La grève a longtemps été l’arme décisive des travailleurs contre les dominants au XXe siècle. En arrêtant la production, elle mettait en lumière l’indispensabilité des travailleurs et transformait la faiblesse individuelle en une force collective. Ce pouvoir d’action a donné à la grève une dimension prestigieuse et morale, souvent incarnée par l’idéal de la grève générale, un blocage total de la société. Georges Sorel, dans ses Réflexions sur la violence (1908), la décrivait comme la « bataille napoléonienne qui écrase définitivement l’adversaire ».
Jusqu’à la fin des Trente Glorieuses et du consensus fordiste, la société était régie par un équilibre entre le pouvoir économique des entrepreneurs, la capacité des syndicats à interrompre le travail par la grève, et l’arbitrage de l’État via le droit du travail.

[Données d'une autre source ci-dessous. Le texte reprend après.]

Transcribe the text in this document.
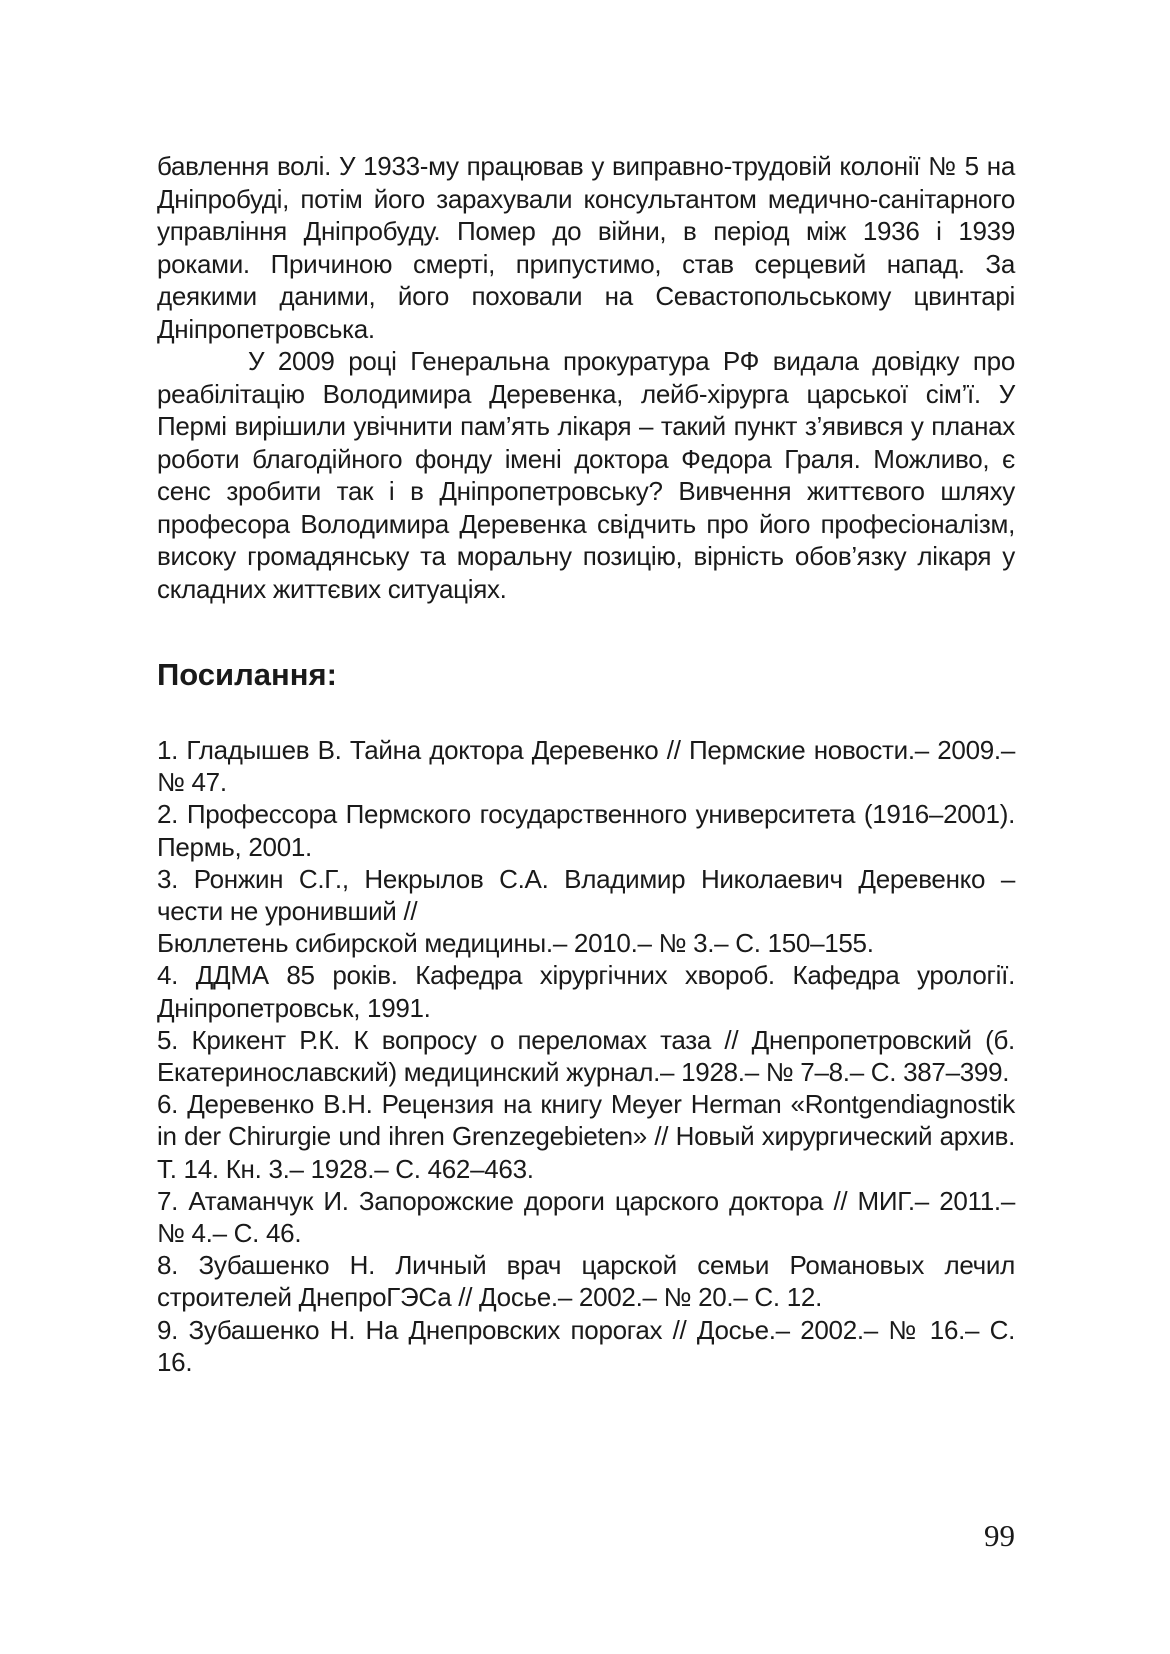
бавлення волі. У 1933-му працював у виправно-трудовій колонії № 5 на Дніпробуді, потім його зарахували консультантом медично-санітарного управління Дніпробуду. Помер до війни, в період між 1936 і 1939 роками. Причиною смерті, припустимо, став серцевий напад. За деякими даними, його поховали на Севастопольському цвинтарі Дніпропетровська.

У 2009 році Генеральна прокуратура РФ видала довідку про реабілітацію Володимира Деревенка, лейб-хірурга царської сім’ї. У Пермі вирішили увічнити пам’ять лікаря – такий пункт з’явився у планах роботи благодійного фонду імені доктора Федора Граля. Можливо, є сенс зробити так і в Дніпропетровську? Вивчення життєвого шляху професора Володимира Деревенка свідчить про його професіоналізм, високу громадянську та моральну позицію, вірність обов’язку лікаря у складних життєвих ситуаціях.

Посилання:
1. Гладышев В. Тайна доктора Деревенко // Пермские новости.– 2009.– № 47.
2. Профессора Пермского государственного университета (1916–2001). Пермь, 2001.
3. Ронжин С.Г., Некрылов С.А. Владимир Николаевич Деревенко – чести не уронивший //
Бюллетень сибирской медицины.– 2010.– № 3.– С. 150–155.
4. ДДМА 85 років. Кафедра хірургічних хвороб. Кафедра урології. Дніпропетровськ, 1991.
5. Крикент Р.К. К вопросу о переломах таза // Днепропетровский (б. Екатеринославский) медицинский журнал.– 1928.– № 7–8.– С. 387–399.
6. Деревенко В.Н. Рецензия на книгу Meyer Herman «Rontgendiagnostik in der Chirurgie und ihren Grenzegebieten» // Новый хирургический архив. Т. 14. Кн. 3.– 1928.– С. 462–463.
7. Атаманчук И. Запорожские дороги царского доктора // МИГ.– 2011.– № 4.– С. 46.
8. Зубашенко Н. Личный врач царской семьи Романовых лечил строителей ДнепроГЭСа // Досье.– 2002.– № 20.– С. 12.
9. Зубашенко Н. На Днепровских порогах // Досье.– 2002.– № 16.– С. 16.
99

Cette période a vu une augmentation spectaculaire des grèves, avec 1 à 7 millions de journées perdues chaque année entre 1936 et 1970.

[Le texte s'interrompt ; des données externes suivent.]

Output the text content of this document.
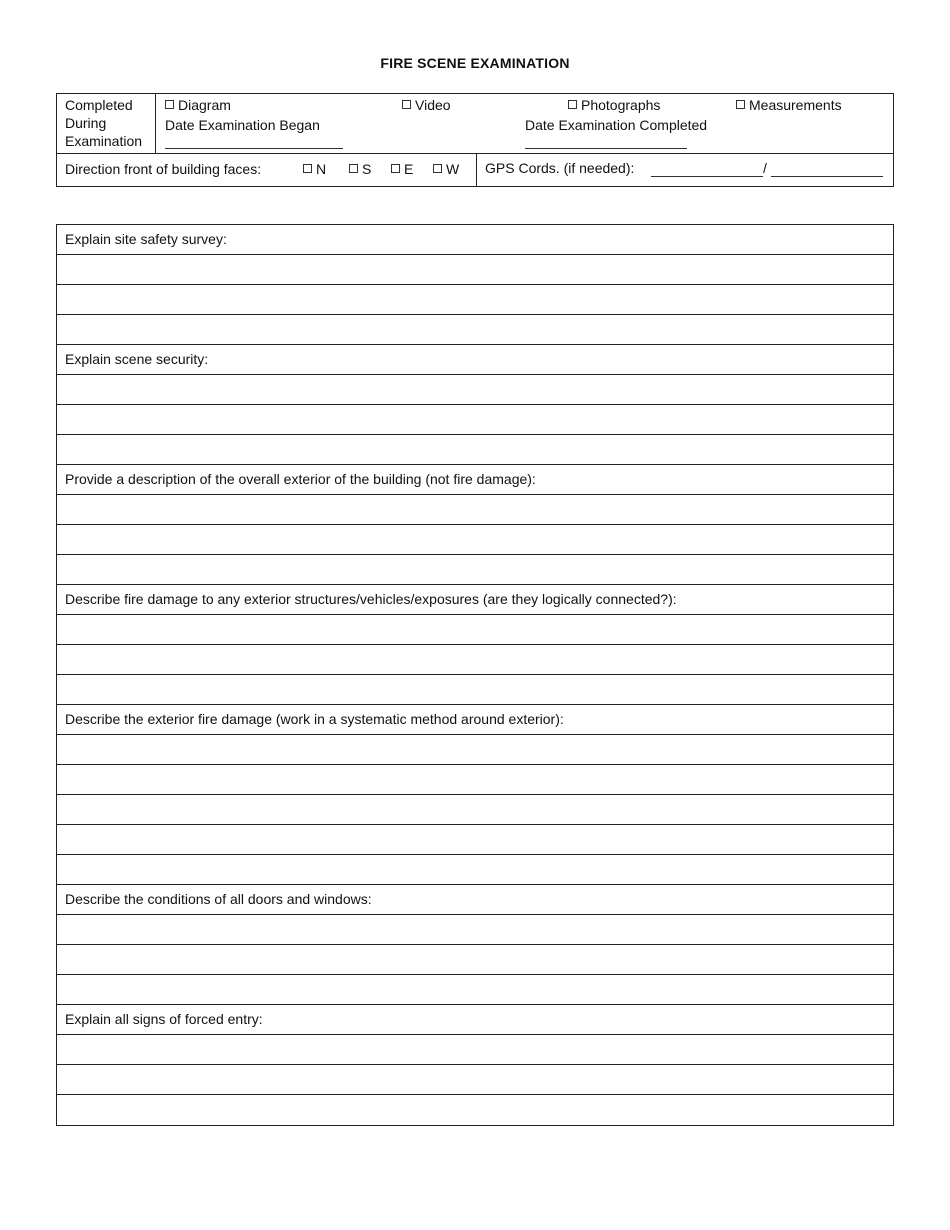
FIRE SCENE EXAMINATION
Completed
During
Examination
Diagram	Video	Photographs	Measurements
Date Examination Began	Date Examination Completed
Direction front of building faces:	N	S	E	W GPS Cords. (if needed):	/
Explain site safety survey:
Explain scene security:
Provide a description of the overall exterior of the building (not fire damage):
Describe fire damage to any exterior structures/vehicles/exposures (are they logically connected?):
Describe the exterior fire damage (work in a systematic method around exterior):
Describe the conditions of all doors and windows:
Explain all signs of forced entry:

Cependant, depuis les années 1980, le paysage a considérablement changé avec l’émergence du capitalisme spéculatif. Un nouveau consensus s’est imposé, privilégiant les intérêts individuels au détriment du collectif. Les salaires, avantages et promotions sont désormais négociés au niveau de chaque collaborateur, valorisant les talents et compétences individuelles. Ceux qui sont moins aptes à négocier s’appuient sur les ressources du droit du travail, mais le recours à la grève collective a drastiquement diminué, atteignant moins de 100 000 journées par an en 2022, soit 70 fois moins qu’au tournant des années 1970. Cette mutation du capitalisme, qui oriente l’épargne vers les marchés financiers, a déplacé les priorités vers la rentabilité du capital espérée par l’actionnaire, redéfinissant ainsi la place et l’impact du travail et de la grève dans la société contemporaine.